# Belgium School Recommendation



## 14eleven9 (Mar 26, 2021)

Hello everyone!
My family and I are planning to move to Belgium in summer. Can you give me recommendations on which international school I can put my 3 adorable kids? My eldest is a 14-year-old boy who loves sports, my 11-year-old girl loves Science and is also taking French class in her current school, and my youngest is only 9, who I believe is an artist in the making (the mom in me talking







). I would appreciate all your suggestions because our choice of home will depend on our children’s school location. Thanks!


----------



## Bevdeforges (Nov 16, 2007)

Depending on why you are moving to Belgium, you may want to check some of the expat organizations to see what "on the ground" information they have about the various schools there. If you're moving for job reasons, the new employer may have information on the schools. If someone in the family will be working in Brussels, especially for an NGO or another international agency, they will have information on the international schools in the area and which ones are most popular with their staff members. 

If you are American, there are two American Women's Clubs - one in Brussels, the other in Antwerp. They generally have lots of information on schools and all and can be a valuable source for other information about settling in. There are probably British expat groups, too, though Brexit may have left its mark. 
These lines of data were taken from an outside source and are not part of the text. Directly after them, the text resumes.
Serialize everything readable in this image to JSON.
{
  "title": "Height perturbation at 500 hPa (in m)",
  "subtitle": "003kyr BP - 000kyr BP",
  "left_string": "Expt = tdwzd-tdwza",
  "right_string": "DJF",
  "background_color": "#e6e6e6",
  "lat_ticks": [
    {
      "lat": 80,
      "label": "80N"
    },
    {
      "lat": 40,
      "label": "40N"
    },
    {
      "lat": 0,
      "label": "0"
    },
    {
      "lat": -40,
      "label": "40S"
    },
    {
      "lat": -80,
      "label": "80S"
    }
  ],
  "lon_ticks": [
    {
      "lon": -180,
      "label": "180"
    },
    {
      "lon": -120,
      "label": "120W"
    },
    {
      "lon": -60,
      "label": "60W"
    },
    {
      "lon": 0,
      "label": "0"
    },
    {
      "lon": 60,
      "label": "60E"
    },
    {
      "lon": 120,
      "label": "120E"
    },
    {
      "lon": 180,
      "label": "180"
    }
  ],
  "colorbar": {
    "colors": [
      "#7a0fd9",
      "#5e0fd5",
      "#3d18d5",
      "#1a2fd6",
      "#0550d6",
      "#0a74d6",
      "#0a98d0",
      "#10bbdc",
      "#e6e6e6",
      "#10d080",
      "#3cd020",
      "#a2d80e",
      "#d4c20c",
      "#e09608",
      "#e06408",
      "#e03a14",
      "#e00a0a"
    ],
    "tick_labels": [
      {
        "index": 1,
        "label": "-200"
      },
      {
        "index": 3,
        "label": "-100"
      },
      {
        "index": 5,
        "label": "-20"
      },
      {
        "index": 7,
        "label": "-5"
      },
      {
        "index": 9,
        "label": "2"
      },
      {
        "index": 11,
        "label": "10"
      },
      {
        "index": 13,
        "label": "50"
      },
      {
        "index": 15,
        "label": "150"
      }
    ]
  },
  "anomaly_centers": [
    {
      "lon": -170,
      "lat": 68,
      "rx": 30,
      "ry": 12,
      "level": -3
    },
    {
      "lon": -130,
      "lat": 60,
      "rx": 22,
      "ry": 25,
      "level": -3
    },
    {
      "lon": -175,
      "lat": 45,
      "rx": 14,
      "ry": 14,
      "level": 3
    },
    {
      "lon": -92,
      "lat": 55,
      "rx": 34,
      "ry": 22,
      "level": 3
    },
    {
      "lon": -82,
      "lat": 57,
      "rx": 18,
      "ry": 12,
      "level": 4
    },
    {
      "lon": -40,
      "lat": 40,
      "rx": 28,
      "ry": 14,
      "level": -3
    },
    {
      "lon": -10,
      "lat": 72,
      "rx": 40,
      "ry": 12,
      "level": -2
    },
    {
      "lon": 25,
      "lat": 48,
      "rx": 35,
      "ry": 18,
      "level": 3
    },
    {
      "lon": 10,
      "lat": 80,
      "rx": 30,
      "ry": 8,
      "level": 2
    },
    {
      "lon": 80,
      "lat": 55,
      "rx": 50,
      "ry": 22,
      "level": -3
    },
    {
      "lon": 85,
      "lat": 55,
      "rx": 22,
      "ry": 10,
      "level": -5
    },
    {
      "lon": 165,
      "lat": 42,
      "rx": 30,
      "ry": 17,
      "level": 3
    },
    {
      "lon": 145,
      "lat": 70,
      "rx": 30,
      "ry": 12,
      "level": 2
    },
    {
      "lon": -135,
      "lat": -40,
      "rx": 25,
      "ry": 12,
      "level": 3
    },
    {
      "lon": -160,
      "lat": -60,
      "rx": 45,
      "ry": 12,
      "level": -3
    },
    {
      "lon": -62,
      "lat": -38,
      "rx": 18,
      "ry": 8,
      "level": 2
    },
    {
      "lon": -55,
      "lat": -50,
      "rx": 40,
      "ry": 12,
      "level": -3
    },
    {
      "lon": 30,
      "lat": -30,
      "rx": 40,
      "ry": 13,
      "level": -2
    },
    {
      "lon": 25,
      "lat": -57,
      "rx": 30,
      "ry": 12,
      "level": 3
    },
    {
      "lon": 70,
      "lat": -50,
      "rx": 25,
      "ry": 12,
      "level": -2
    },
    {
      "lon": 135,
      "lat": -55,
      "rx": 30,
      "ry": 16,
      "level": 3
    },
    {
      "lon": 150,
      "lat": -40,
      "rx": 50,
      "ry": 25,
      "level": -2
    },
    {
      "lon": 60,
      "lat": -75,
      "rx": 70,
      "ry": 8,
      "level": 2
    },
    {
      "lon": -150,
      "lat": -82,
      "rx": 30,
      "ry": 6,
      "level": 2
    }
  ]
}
In any event, the various expat groups very often publish guides to living in Belgium and these are also a source of information about the schools and much else. Just be aware that Belgium isn't as small as it looks - if someone in the family is working in Belgium you'll want to settle close to the workplace. And, depending on where in Belgium you live, that will determine what language is used in day to day life as well as in the schools. Brussels is the main exception in that many languages are commonly spoken.


----------